Journal List > Korean J Physiol Pharmacol > v.16(6) > 1025839

Huong, Lee, Lee, Chang, Lee, Yoon, Lee, and Jeon: Synergistic Induction of iNOS by IFN-γ and Glycoprotein Isolated from Dioscorea batatas

Abstract

Dioscorea species continue to be used in traditional Chinese medicine, and represent a major source of steroid precursors for conventional medicine. In the previous study, We isolated glycoprotein (GDB) from Dioscorea batatas, characterized, and demonstrated immunostimulating activity in C57BL/6 mice. The aim of this study was to investigate the mechanism whereby GDB activates macrophages. Macrophages activation by GDB was investigated by analyzing the effects of GDB on nitric oxide (NO) production, iNOS expression, mitogen activated protein kinase (MAPK) phosphorylation, and transcription factor activation. In the presence of IFN-γ, GDB strongly stimulated macrophages to express iNOS and produce NO. Furthermore, the activation of p38 was synergistically induced by GDB plus IFN-γ , but SB203580 (a p38 inhibitor) inhibited GDB plus IFN-γ-induced p38 activation. This study indicates that GDB is an important activator of macrophages. Furthermore, due to the critical role that macrophage activation plays in innate immune response, the activation effects of GDB on macrophages suggest that GDB may be a useful immunopotentiating agent.

ABBREVIATIONS

iNOS

inducible nitric oxide synthase

IFN-γ

interferon-γ

LPS

lipopolysaccharide

INTRODUCTION

Dioscorea species are used in conventional medicine as a major source of steroid precursors, and are also used in traditional Chinese medicine [1]. These plants have immunomodulatory activity in vitro on the viability, cell-mediated cytotoxicity, and on IFN-γ secretion by splenic lymphocytes [2]. Furthermore, phytochemical investigations have shown that steroid saponins are the active principles of Dioscorea species [1]. Members of this species have long been used in traditional medicine to treat poor appetite, chronic diarrhea, asthma, dry coughs, frequent or uncontrollable urination, diabetes, and emotional instability [1]. Plants of the genus Dioscorea of the Dioscoreaceae family are commonly referred to as yams.

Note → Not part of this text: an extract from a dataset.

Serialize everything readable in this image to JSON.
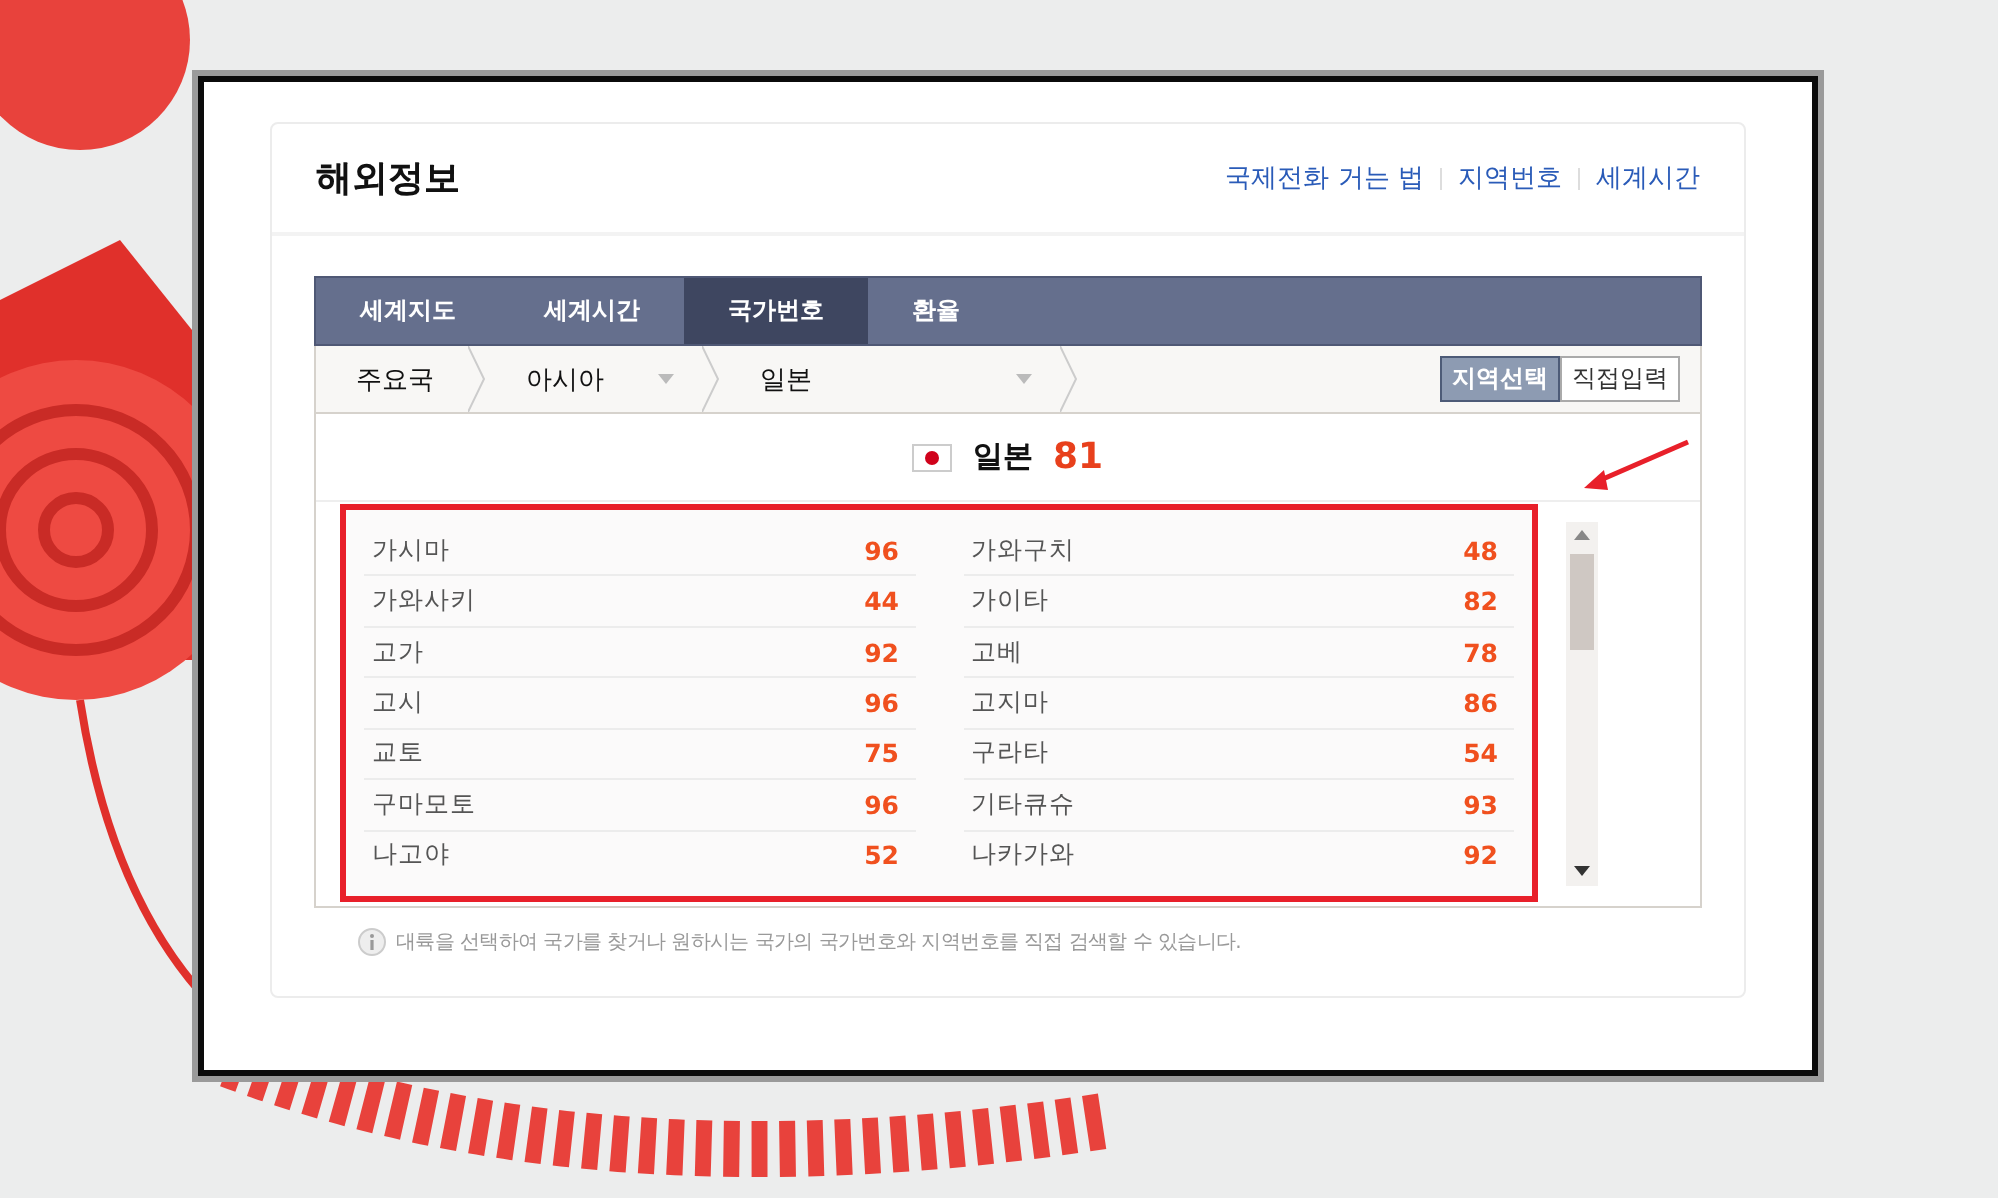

Immunostimulating activities of yam storage protein from Dioscorea alata, japonica and batatas have been described previously [3-5]. Yam is an important crop, which is basically made up of carbohydrates but also constitutes an important source of proteins accounting for 1~3% of the fresh tubers [6]. We isolated glycoprotein from Dioscorea batatas, characterized, and demonstrated immunostimulating activity in C57BL/6 mice [7].
Macrophages can be activated by cytokines, such as, IFN-γ, or by microbial components, such as, LPS [8,9], and play pivotal roles in both nonspecific and specific immunity. For nonspecific immunity, macrophages trap and kill microbes, and release inflammatory mediators, such as, nitric oxide (NO). For nonspecific immunity, macrophages act as antigen presenting cells and release cytokines, such as, tumor necrosis factor (TNF-α), IL-1, IL-6, and IL-12 to regulate helper T cells [10]. Furthermore, activated macrophages suppress the growths of a variety of tumor cells and microorganisms [11]. However, strong activation of macrophages causes the releases excessive cytokines and mediators, including NO, which has been implicated in many pathophysiological conditions including inflammation, atherosclerosis, and septic shock [12]. Due to the critical role that macrophage activation plays in innate immune response, immunomodulating compounds target macrophages [13-15].
Macrophage activation by certain external stimuli including lipopolysaccharide, a component of the gram-negative bacterial cell wall, results in the phosphorylation of mitogen activated protein kinase (MAPK) family, which includes ERK1/2, stress-activated protein kinases (SAPK)/c-Jun NH2-terminal kinase (JNK), and p38 MAPK [16]. p38, ERK1/2, and SAPK/JNK are serine threonine kinases that are located in the cytoplasm until activated by dual phosphorylation of their Tyr and Thr residues at Thr-Gly-Tyr, Thr-Glu-Tyr, or Thr-Pro-Tyr, respectively [17]. The activation of MAPK stimulates transcription factors, such as, NF-κB and AP-1 [18,19].
In the present study, we investigated the synergistic effect of glycoprotein (GDB) isolated from Dioscorea batatas and IFN-γ on iNOS gene expression by macrophages. We further analyzed the effects of GDB on the activation of MAPK in RAW264.7cells.

METHODS

Animals

Male C57BL/6 mice weighing 21~23 g were housed under a 12-h light/dark cycle in a temperature-controlled room (22~24℃). Mice were given access to standard chow and water ad libitum.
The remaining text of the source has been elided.